Taking Immunization to Public Officials
December 20, 2019
Janice Hawkins, a nurse and senior lecturer at the School of Nursing, has been on a mission for the past three years, and that mission is gaining momentum at Old Dominion University and statewide.
Hawkins is a proponent of Shot@Life, which "educates, connects and empowers individuals to champion global vaccines as one of the most effective ways to save the lives of children in developing countries." Worldwide, one in five children does not have access to life-saving vaccines because of the lack of resources, inadequate health systems, in-country conflict and social/geographical exclusion.
With the resurgence of diseases globally, immunizations continue to be critical to the health of children. Measles, considered rare and deadly, is highly contagious with symptoms such as high fever, cough, runny nose, water eyes and rashes. From January to September 2019, more than 1,200 cases of measles were confirmed in the United States across 30 states. Worldwide, 170 countries reported more than 120,000 cases - a 300% increase of incidences of the disease from 2018.
Polio is a crippling and potentially deadly disease, which has become rare due to vaccinations. In September, the World Health Organization (WHO) declared a polio outbreak in the Philippines.

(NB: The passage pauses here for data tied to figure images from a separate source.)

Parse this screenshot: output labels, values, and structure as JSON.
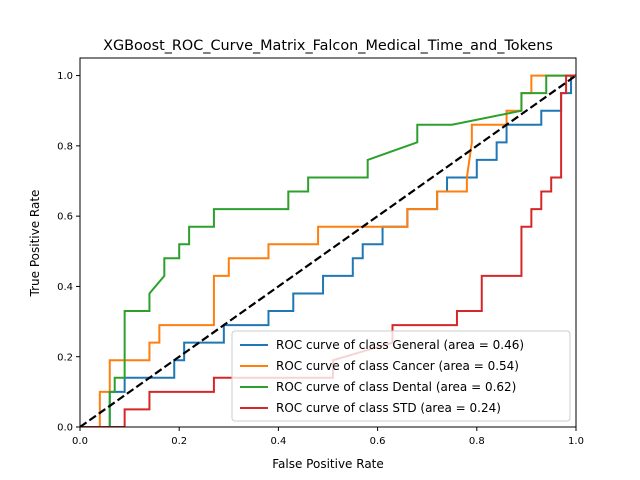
{
  "chart_data": {
    "type": "line",
    "title": "XGBoost_ROC_Curve_Matrix_Falcon_Medical_Time_and_Tokens",
    "xlabel": "False Positive Rate",
    "ylabel": "True Positive Rate",
    "xlim": [
      0.0,
      1.0
    ],
    "ylim": [
      0.0,
      1.05
    ],
    "xticks": [
      "0.0",
      "0.2",
      "0.4",
      "0.6",
      "0.8",
      "1.0"
    ],
    "yticks": [
      "0.0",
      "0.2",
      "0.4",
      "0.6",
      "0.8",
      "1.0"
    ],
    "grid": false,
    "legend_position": "lower-right",
    "series": [
      {
        "name": "ROC curve of class General (area = 0.46)",
        "color": "#1f77b4",
        "x": [
          0.0,
          0.0,
          0.06,
          0.06,
          0.09,
          0.09,
          0.19,
          0.19,
          0.21,
          0.21,
          0.29,
          0.29,
          0.38,
          0.38,
          0.43,
          0.43,
          0.49,
          0.49,
          0.55,
          0.55,
          0.57,
          0.57,
          0.61,
          0.61,
          0.66,
          0.66,
          0.72,
          0.72,
          0.74,
          0.74,
          0.8,
          0.8,
          0.84,
          0.84,
          0.86,
          0.86,
          0.93,
          0.93,
          0.97,
          0.97,
          0.99,
          0.99,
          1.0
        ],
        "y": [
          0.0,
          0.0,
          0.0,
          0.1,
          0.1,
          0.14,
          0.14,
          0.19,
          0.19,
          0.24,
          0.24,
          0.29,
          0.29,
          0.33,
          0.33,
          0.38,
          0.38,
          0.43,
          0.43,
          0.48,
          0.48,
          0.52,
          0.52,
          0.57,
          0.57,
          0.62,
          0.62,
          0.67,
          0.67,
          0.71,
          0.71,
          0.76,
          0.76,
          0.81,
          0.81,
          0.86,
          0.86,
          0.9,
          0.9,
          0.95,
          0.95,
          1.0,
          1.0
        ]
      },
      {
        "name": "ROC curve of class Cancer (area = 0.54)",
        "color": "#ff7f0e",
        "x": [
          0.0,
          0.04,
          0.04,
          0.06,
          0.06,
          0.14,
          0.14,
          0.16,
          0.16,
          0.27,
          0.27,
          0.3,
          0.3,
          0.38,
          0.38,
          0.48,
          0.48,
          0.66,
          0.66,
          0.72,
          0.72,
          0.78,
          0.78,
          0.79,
          0.79,
          0.86,
          0.86,
          0.89,
          0.89,
          0.91,
          0.91,
          0.99,
          0.99,
          1.0
        ],
        "y": [
          0.0,
          0.0,
          0.1,
          0.1,
          0.19,
          0.19,
          0.24,
          0.24,
          0.29,
          0.29,
          0.43,
          0.43,
          0.48,
          0.48,
          0.52,
          0.52,
          0.57,
          0.57,
          0.62,
          0.62,
          0.67,
          0.67,
          0.71,
          0.81,
          0.86,
          0.86,
          0.9,
          0.9,
          0.95,
          0.95,
          1.0,
          1.0,
          1.0,
          1.0
        ]
      },
      {
        "name": "ROC curve of class Dental (area = 0.62)",
        "color": "#2ca02c",
        "x": [
          0.0,
          0.06,
          0.06,
          0.07,
          0.07,
          0.09,
          0.09,
          0.14,
          0.14,
          0.17,
          0.17,
          0.2,
          0.2,
          0.22,
          0.22,
          0.27,
          0.27,
          0.42,
          0.42,
          0.46,
          0.46,
          0.58,
          0.58,
          0.68,
          0.68,
          0.75,
          0.75,
          0.89,
          0.89,
          0.94,
          0.94,
          0.97,
          0.97,
          1.0
        ],
        "y": [
          0.0,
          0.0,
          0.1,
          0.1,
          0.14,
          0.14,
          0.33,
          0.33,
          0.38,
          0.43,
          0.48,
          0.48,
          0.52,
          0.52,
          0.57,
          0.57,
          0.62,
          0.62,
          0.67,
          0.67,
          0.71,
          0.71,
          0.76,
          0.81,
          0.86,
          0.86,
          0.86,
          0.9,
          0.95,
          0.95,
          1.0,
          1.0,
          1.0,
          1.0
        ]
      },
      {
        "name": "ROC curve of class STD (area = 0.24)",
        "color": "#d62728",
        "x": [
          0.0,
          0.09,
          0.09,
          0.14,
          0.14,
          0.27,
          0.27,
          0.51,
          0.51,
          0.63,
          0.63,
          0.76,
          0.76,
          0.81,
          0.81,
          0.89,
          0.89,
          0.91,
          0.91,
          0.93,
          0.93,
          0.95,
          0.95,
          0.97,
          0.97,
          0.98,
          0.98,
          1.0
        ],
        "y": [
          0.0,
          0.0,
          0.05,
          0.05,
          0.1,
          0.1,
          0.14,
          0.14,
          0.19,
          0.24,
          0.29,
          0.29,
          0.33,
          0.33,
          0.43,
          0.43,
          0.57,
          0.57,
          0.62,
          0.62,
          0.67,
          0.67,
          0.71,
          0.71,
          0.95,
          0.95,
          1.0,
          1.0
        ]
      }
    ],
    "reference_line": {
      "x": [
        0.0,
        1.0
      ],
      "y": [
        0.0,
        1.0
      ],
      "color": "#000000",
      "style": "dashed"
    }
  }
}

Shot@Life, a United Nations Foundation organization, rallies members of the public, public officials, businesses, and others - through education, grass roots advocacy, and fundraising - to support and invest in the global childhood immunization programs offered by UNICEF, the WHO and the Global Alliance for Vaccines and Immunizations (GAVI).
Hawkins and other School of Nursing faculty have welcomed the organization's advocacy training, which is producing a growing number of "Shot@Life champions" among their students. Thus far, nearly 200 students and faculty at ODU have been trained as advocates.

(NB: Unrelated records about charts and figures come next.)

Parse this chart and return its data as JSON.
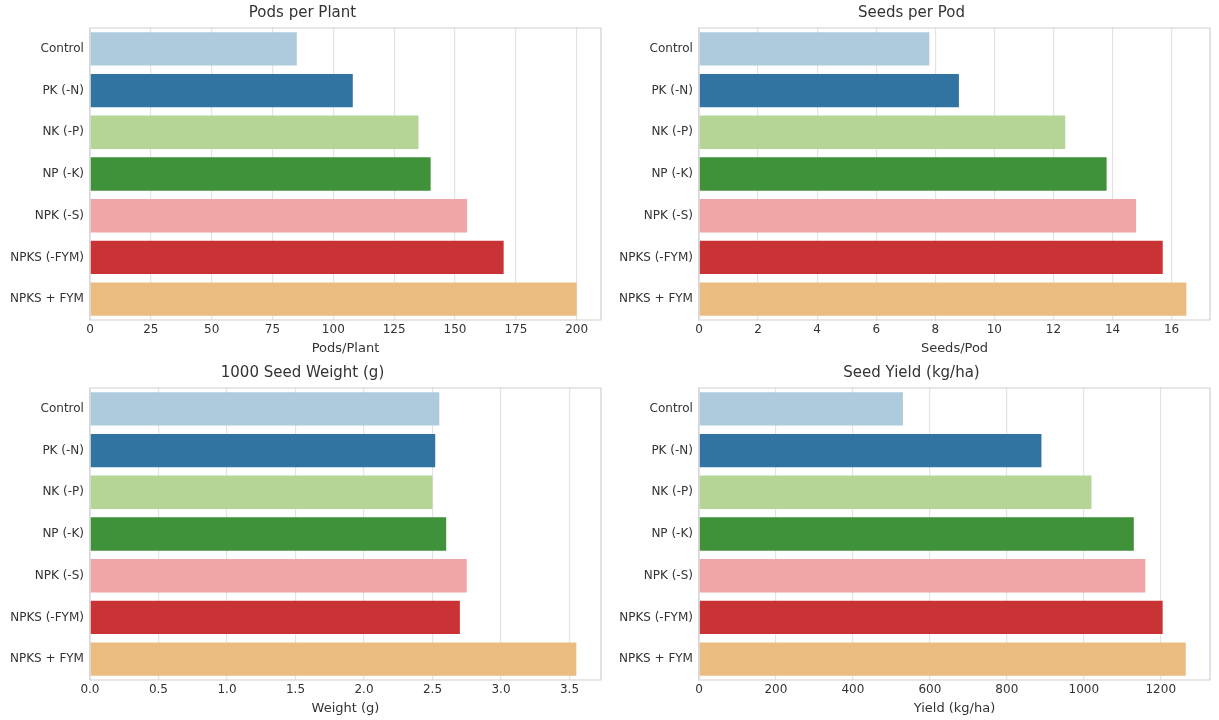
{
  "chart_data": [
    {
      "type": "bar",
      "orientation": "horizontal",
      "title": "Pods per Plant",
      "xlabel": "Pods/Plant",
      "categories": [
        "Control",
        "PK (-N)",
        "NK (-P)",
        "NP (-K)",
        "NPK (-S)",
        "NPKS (-FYM)",
        "NPKS + FYM"
      ],
      "values": [
        85,
        108,
        135,
        140,
        155,
        170,
        200
      ],
      "colors": [
        "#aecbdd",
        "#3274a1",
        "#b4d595",
        "#3f923a",
        "#f0a6a6",
        "#c93335",
        "#ebbc80"
      ],
      "xlim": [
        0,
        210
      ],
      "xticks": [
        0,
        25,
        50,
        75,
        100,
        125,
        150,
        175,
        200
      ],
      "grid": "x"
    },
    {
      "type": "bar",
      "orientation": "horizontal",
      "title": "Seeds per Pod",
      "xlabel": "Seeds/Pod",
      "categories": [
        "Control",
        "PK (-N)",
        "NK (-P)",
        "NP (-K)",
        "NPK (-S)",
        "NPKS (-FYM)",
        "NPKS + FYM"
      ],
      "values": [
        7.8,
        8.8,
        12.4,
        13.8,
        14.8,
        15.7,
        16.5
      ],
      "colors": [
        "#aecbdd",
        "#3274a1",
        "#b4d595",
        "#3f923a",
        "#f0a6a6",
        "#c93335",
        "#ebbc80"
      ],
      "xlim": [
        0,
        17.3
      ],
      "xticks": [
        0,
        2,
        4,
        6,
        8,
        10,
        12,
        14,
        16
      ],
      "grid": "x"
    },
    {
      "type": "bar",
      "orientation": "horizontal",
      "title": "1000 Seed Weight (g)",
      "xlabel": "Weight (g)",
      "categories": [
        "Control",
        "PK (-N)",
        "NK (-P)",
        "NP (-K)",
        "NPK (-S)",
        "NPKS (-FYM)",
        "NPKS + FYM"
      ],
      "values": [
        2.55,
        2.52,
        2.5,
        2.6,
        2.75,
        2.7,
        3.55
      ],
      "colors": [
        "#aecbdd",
        "#3274a1",
        "#b4d595",
        "#3f923a",
        "#f0a6a6",
        "#c93335",
        "#ebbc80"
      ],
      "xlim": [
        0,
        3.73
      ],
      "xticks": [
        {
          "value": 0,
          "label": "0.0"
        },
        {
          "value": 0.5,
          "label": "0.5"
        },
        {
          "value": 1,
          "label": "1.0"
        },
        {
          "value": 1.5,
          "label": "1.5"
        },
        {
          "value": 2,
          "label": "2.0"
        },
        {
          "value": 2.5,
          "label": "2.5"
        },
        {
          "value": 3,
          "label": "3.0"
        },
        {
          "value": 3.5,
          "label": "3.5"
        }
      ],
      "grid": "x"
    },
    {
      "type": "bar",
      "orientation": "horizontal",
      "title": "Seed Yield (kg/ha)",
      "xlabel": "Yield (kg/ha)",
      "categories": [
        "Control",
        "PK (-N)",
        "NK (-P)",
        "NP (-K)",
        "NPK (-S)",
        "NPKS (-FYM)",
        "NPKS + FYM"
      ],
      "values": [
        530,
        890,
        1020,
        1130,
        1160,
        1205,
        1265
      ],
      "colors": [
        "#aecbdd",
        "#3274a1",
        "#b4d595",
        "#3f923a",
        "#f0a6a6",
        "#c93335",
        "#ebbc80"
      ],
      "xlim": [
        0,
        1328
      ],
      "xticks": [
        0,
        200,
        400,
        600,
        800,
        1000,
        1200
      ],
      "grid": "x"
    }
  ]
}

"What we're doing here in the School of Nursing is helping healthcare workers find their voices as political advocates," she said. "It's about empowering nurses to be a lot more vocal about the need for vaccines so that our elected officials are able to make informed decisions."
In October, Hawkins and several Virginia Shot@Life champions went to Washington, D.C., to meet with congressional officials to stress the need for continued financial support of the international effort to ensure vaccine availability. While there, she spent a whole day of training, which included mock sessions with congressional members to practice what to say, as well as getting updates on outbreaks of vaccine-preventable diseases around the world.

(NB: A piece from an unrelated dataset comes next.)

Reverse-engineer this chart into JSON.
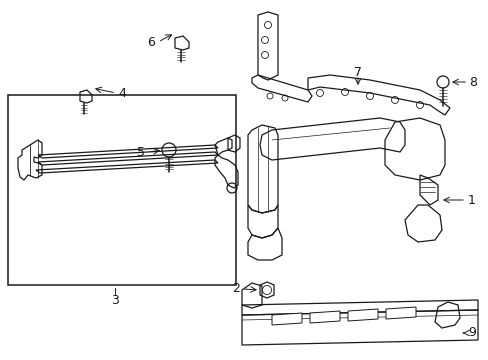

Hawkins first got involved in Shot@Life about three years ago, when one of her colleagues - Deborah Gray, a Fulbright Scholar and clinical associate professor for ODU's School of Nursing - invited her to join the organization. From that point on, Hawkins was hooked. Her crusade has evolved from simply spreading the word to others to incorporating such advocacy in the school's curriculum.
"For three years now, we've been making it part of the curriculum for undergraduate nursing students, so it's offered during their class time," Hawkins said. "Graduate students also are invited to participate in training sessions and congressional member visits."
Because of her commitment and advocacy, Hawkins has been featured on Shot@Life's website as a "Champion Spotlight."
"I've been an advocate for vaccines for many years," she told the organization. "For me, the most meaningful aspect of attending the Champion Summits is the working skills that I have gained as a political activist. Prior to joining the campaign, I had minimal experience interacting with members of Congress. I was unfamiliar with the process and found it intimidating. The Shot@Life training, resources and mentored experiences have greatly increased my political advocacy knowledge and skill set."
Hawkins has taken those skills and used them to recruit and educate others. The thing to keep in mind is the overall mission of healthcare professionals, she says.
"As nurses, in our code of ethics, we are required to be patient advocates, and I think that's probably true of all health professionals," she said. "I think our students get that in a hospital scenario, but getting them to understand from a community-based scenario is sometimes more difficult."